Words from the Rabbi’s Desk

rabbi lynnIt is so good to be home. My ordination weekend was spectacularly wonderful, emotionally moving and filled with moments I will remember to the end of my days. And I was so happy to be back at Kolot Mayim on Shabbat morning. We celebrated with Deena Kinarthy, and her family, Elior, Leah, and Ari, here in Victoria and beyond, and with Rowan Townshend and his parents and brother, Susan, Roger, and Isaac, from that other island – PEI. Then yesterday I was able to officiate at their wedding. I have celebrated a number of weddings by now, but this time was the first time as a Rabbi. Joy builds more joy.

Last week we read Shelach Lecha, and we learned about the leaders of the tribes who returned from their mission to investigate the Land of Canaan. Moses gave clear instructions. “How is it? And the people that dwells in it – is it few or numerous? …And how is the land? Is it fertile or is it lean? Are there trees in or not? You shall strengthen yourselves and take from the fruit of the Land. The days were the season of the first ripe grapes.” And yet, even though these leaders came back with reports – and proof of great abundance – they encouraged the people to not enter the Land. Doubt and fear overcame them. Only Joshua and Caleb said, “We can do this!” How many of us have turned away from abundance, from promise, because we felt fearful and undeserving? Shelach teaches us to welcome challenges, and in doing us find abundance – and then to always share that abundance, whatever it may be, as a gift from God.

This week in Korach we see this story refracted from another angle. Korach stepped forward and challenged not just Aaron but also Moses. “It is too much for you! For the entire assembly – all of them – are holy, and God is among them; why do you exalt yourselves over the congregation of God?” As we read these words, we may have sympathy for Korach – we too may ask, are we not all equal? Are we not all imbued with holiness? Are we not as a group – Israel – named holy in our relationship with God? Yet our tradition teaches us Korach, and his allies, were causing a deep rift amongst the people Israel. These words were dividing the people against themselves, and, ultimately, against heaven, against God.

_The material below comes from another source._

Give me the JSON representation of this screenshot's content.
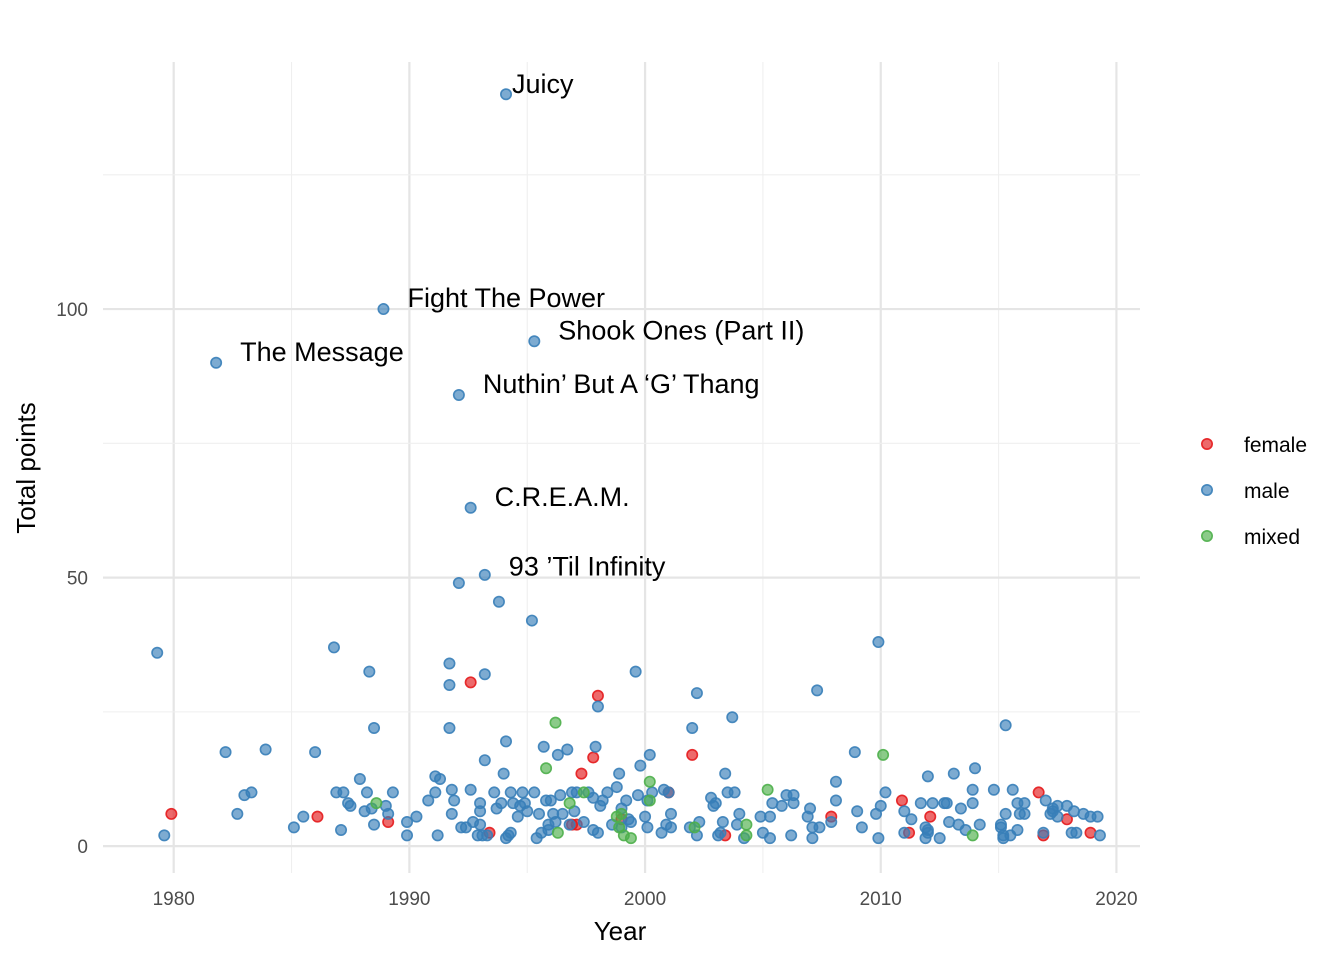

While Korach comes to a most untimely end, I think we can all step back from this text and ask ourselves how we see ourselves within the people Israel. Are we helping to build? Are we working together?

Think of those two structures we have in our tradition: a sukkah to celebrate our autumn harvest, and a chuppah to celebrate a new home and a new family. Both are both symbols of a bayit, a home, and in doing so remind us that our homes, and ultimately our lives are fragile – and temporary. If we are truly to taste the abundance of life – to say yes to the blessings around us, then we also need to remember that the other side of abundance is fragility. Mishnah teaches: “Controversy for the sake of heaven will come to fruition, while that which is not for the sake of heaven will not. Controversy for the sake of heaven: that of Hillel and Shammai. Controversy not for the sake of heaven: that of Korach.

Let’s continue to work together over this coming year, and continue to build Kolot Mayim with open walls and an abundance of welcome.

Shavua tov and Shabbat shalom – a circle of peace.